Run DAPHNE Using the Distributed Runtime

Now that we have all workers up and running and the environment variable is set, we can run DAPHNE. We enable the distributed runtime by specifying the flag --distributed.

(*) Note that we execute DAPHNE from the same bash shell we've set up the environment variable DISTRIBUTED_WORKERS.

bin/daphne --distributed ./example.script

Currrently, synchronous gRPC, asynchronous gRPC, and OpenMPI are implemented as distributed backends. The distributed backend can be selected using the command-line argument --dist_backend.

Example

On one terminal we start up a distributed worker:

$ bin/DistributedWorker localhost:5000
Started Distributed Worker on `localhost:5000`

On another terminal we set the environment variable and execute the script distributed.daph:

$ export DISTRIBUTED_WORKERS=localhost:5000
$ bin/daphne --distributed ./scripts/example/distributed.daph

Current Limitations

The distributed runtime is still under development and currently there are various limitations. Most of these limitations will be fixed in the future.

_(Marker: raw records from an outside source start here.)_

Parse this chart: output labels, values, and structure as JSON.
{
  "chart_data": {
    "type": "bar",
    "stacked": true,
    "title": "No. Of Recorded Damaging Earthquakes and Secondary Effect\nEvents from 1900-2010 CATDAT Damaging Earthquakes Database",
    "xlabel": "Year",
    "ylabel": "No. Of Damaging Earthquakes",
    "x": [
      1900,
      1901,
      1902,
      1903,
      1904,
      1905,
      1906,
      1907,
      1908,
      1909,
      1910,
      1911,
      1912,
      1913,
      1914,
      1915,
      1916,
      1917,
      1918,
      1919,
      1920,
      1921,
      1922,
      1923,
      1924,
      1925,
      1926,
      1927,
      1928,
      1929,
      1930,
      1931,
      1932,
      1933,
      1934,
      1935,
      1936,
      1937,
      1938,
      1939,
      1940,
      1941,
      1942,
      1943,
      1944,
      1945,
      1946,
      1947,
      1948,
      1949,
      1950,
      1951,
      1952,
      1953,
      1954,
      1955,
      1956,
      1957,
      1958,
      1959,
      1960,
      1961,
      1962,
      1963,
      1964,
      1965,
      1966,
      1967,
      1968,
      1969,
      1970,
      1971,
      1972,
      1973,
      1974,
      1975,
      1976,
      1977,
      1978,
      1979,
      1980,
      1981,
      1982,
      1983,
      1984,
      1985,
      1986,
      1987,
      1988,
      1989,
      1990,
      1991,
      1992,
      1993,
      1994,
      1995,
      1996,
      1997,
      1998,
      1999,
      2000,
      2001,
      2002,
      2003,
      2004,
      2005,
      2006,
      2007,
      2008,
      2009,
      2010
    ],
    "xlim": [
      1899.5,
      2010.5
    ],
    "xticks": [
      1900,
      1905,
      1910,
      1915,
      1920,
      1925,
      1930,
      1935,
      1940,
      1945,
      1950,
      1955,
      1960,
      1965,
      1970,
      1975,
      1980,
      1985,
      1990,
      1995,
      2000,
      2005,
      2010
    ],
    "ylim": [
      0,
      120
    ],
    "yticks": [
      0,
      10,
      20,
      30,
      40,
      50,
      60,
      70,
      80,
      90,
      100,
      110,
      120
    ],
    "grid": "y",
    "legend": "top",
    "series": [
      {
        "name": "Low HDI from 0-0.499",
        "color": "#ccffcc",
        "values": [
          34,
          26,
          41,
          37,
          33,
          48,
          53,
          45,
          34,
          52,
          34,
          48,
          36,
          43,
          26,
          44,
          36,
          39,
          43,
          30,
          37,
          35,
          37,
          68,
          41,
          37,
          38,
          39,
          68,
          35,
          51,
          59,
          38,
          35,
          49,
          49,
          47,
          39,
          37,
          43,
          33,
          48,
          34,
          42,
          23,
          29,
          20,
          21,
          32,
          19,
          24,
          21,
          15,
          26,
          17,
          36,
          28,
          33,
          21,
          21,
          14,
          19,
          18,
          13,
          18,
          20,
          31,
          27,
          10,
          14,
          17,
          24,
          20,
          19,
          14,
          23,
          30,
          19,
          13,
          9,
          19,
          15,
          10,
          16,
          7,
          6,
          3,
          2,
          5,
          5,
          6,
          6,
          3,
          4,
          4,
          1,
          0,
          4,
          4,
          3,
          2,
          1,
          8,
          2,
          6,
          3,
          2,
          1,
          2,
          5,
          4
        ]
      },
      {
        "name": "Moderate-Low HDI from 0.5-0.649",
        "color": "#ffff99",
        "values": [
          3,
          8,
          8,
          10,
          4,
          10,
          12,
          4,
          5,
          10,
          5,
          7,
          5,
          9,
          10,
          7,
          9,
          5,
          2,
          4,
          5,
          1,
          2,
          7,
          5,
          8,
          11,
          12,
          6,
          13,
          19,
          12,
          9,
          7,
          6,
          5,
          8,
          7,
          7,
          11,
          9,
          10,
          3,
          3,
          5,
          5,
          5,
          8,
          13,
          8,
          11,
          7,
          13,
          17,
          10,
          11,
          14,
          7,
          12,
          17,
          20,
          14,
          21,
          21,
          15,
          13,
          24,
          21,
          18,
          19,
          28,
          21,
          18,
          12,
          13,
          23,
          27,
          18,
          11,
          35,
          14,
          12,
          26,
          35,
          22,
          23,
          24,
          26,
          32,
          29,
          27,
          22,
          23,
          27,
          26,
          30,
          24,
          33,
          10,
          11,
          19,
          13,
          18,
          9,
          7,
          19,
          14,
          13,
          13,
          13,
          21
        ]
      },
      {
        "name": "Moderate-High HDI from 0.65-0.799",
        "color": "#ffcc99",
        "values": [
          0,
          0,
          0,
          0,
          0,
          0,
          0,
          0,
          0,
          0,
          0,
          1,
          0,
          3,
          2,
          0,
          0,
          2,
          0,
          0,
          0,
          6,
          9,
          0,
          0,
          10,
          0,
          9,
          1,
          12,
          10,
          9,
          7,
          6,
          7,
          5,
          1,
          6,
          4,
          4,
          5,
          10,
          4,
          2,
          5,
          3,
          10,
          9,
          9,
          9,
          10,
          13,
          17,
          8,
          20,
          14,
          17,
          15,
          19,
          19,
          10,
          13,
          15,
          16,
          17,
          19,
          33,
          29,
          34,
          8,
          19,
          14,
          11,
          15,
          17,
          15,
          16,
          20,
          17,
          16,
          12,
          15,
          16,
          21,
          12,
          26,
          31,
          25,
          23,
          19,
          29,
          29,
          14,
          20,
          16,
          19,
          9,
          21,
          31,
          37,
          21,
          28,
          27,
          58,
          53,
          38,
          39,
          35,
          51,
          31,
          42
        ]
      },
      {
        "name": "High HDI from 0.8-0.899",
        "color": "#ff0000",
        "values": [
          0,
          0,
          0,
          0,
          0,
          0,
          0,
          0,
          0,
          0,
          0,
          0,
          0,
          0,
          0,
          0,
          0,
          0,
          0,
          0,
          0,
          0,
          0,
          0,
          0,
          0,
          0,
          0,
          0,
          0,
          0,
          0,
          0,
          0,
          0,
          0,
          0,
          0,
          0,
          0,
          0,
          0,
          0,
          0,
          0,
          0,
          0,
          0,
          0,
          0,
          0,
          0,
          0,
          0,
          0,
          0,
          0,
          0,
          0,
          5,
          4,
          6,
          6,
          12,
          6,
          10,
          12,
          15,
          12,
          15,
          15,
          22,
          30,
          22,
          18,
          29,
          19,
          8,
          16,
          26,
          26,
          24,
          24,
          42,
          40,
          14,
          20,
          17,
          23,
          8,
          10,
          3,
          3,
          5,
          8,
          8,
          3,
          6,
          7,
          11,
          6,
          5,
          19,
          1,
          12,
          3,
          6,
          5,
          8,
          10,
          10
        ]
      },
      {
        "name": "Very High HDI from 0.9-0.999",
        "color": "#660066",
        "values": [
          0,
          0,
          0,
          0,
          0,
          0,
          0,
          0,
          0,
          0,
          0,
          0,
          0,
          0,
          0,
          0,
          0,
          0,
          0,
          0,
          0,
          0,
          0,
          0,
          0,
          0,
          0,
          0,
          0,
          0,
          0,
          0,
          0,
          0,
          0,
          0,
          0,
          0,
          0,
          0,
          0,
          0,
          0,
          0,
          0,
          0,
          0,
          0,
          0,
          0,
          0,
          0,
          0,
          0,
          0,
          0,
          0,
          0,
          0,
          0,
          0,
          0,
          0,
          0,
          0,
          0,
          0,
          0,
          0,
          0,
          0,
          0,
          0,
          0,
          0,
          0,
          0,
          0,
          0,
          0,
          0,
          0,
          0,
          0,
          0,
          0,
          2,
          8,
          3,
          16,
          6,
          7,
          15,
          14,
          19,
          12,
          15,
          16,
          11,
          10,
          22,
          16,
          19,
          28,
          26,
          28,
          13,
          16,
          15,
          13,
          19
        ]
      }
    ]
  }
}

Distributed runtime for now heavily depends on the vectorized engine and how pipelines are created and multiple operations are fused together (more here - section 4). This causes some limitations related to pipeline creation (e.g. not supporting pipelines with different result outputs or pipelines with no outputs).
For now, the distributed runtime only supports the DenseMatrix data type and the double value type, i.e., DenseMatrix<double> (issue #194).
A DAPHNE pipeline input might exist multiple times in the input array. For now, this is not supported. In the future, similar pipelines will simply omit multiple pipeline inputs and each one will be provided only once.
Garbage collection at worker (node) level is not implemented yet. This means that after some time the workers can fill up their memory completely, requiring a restart.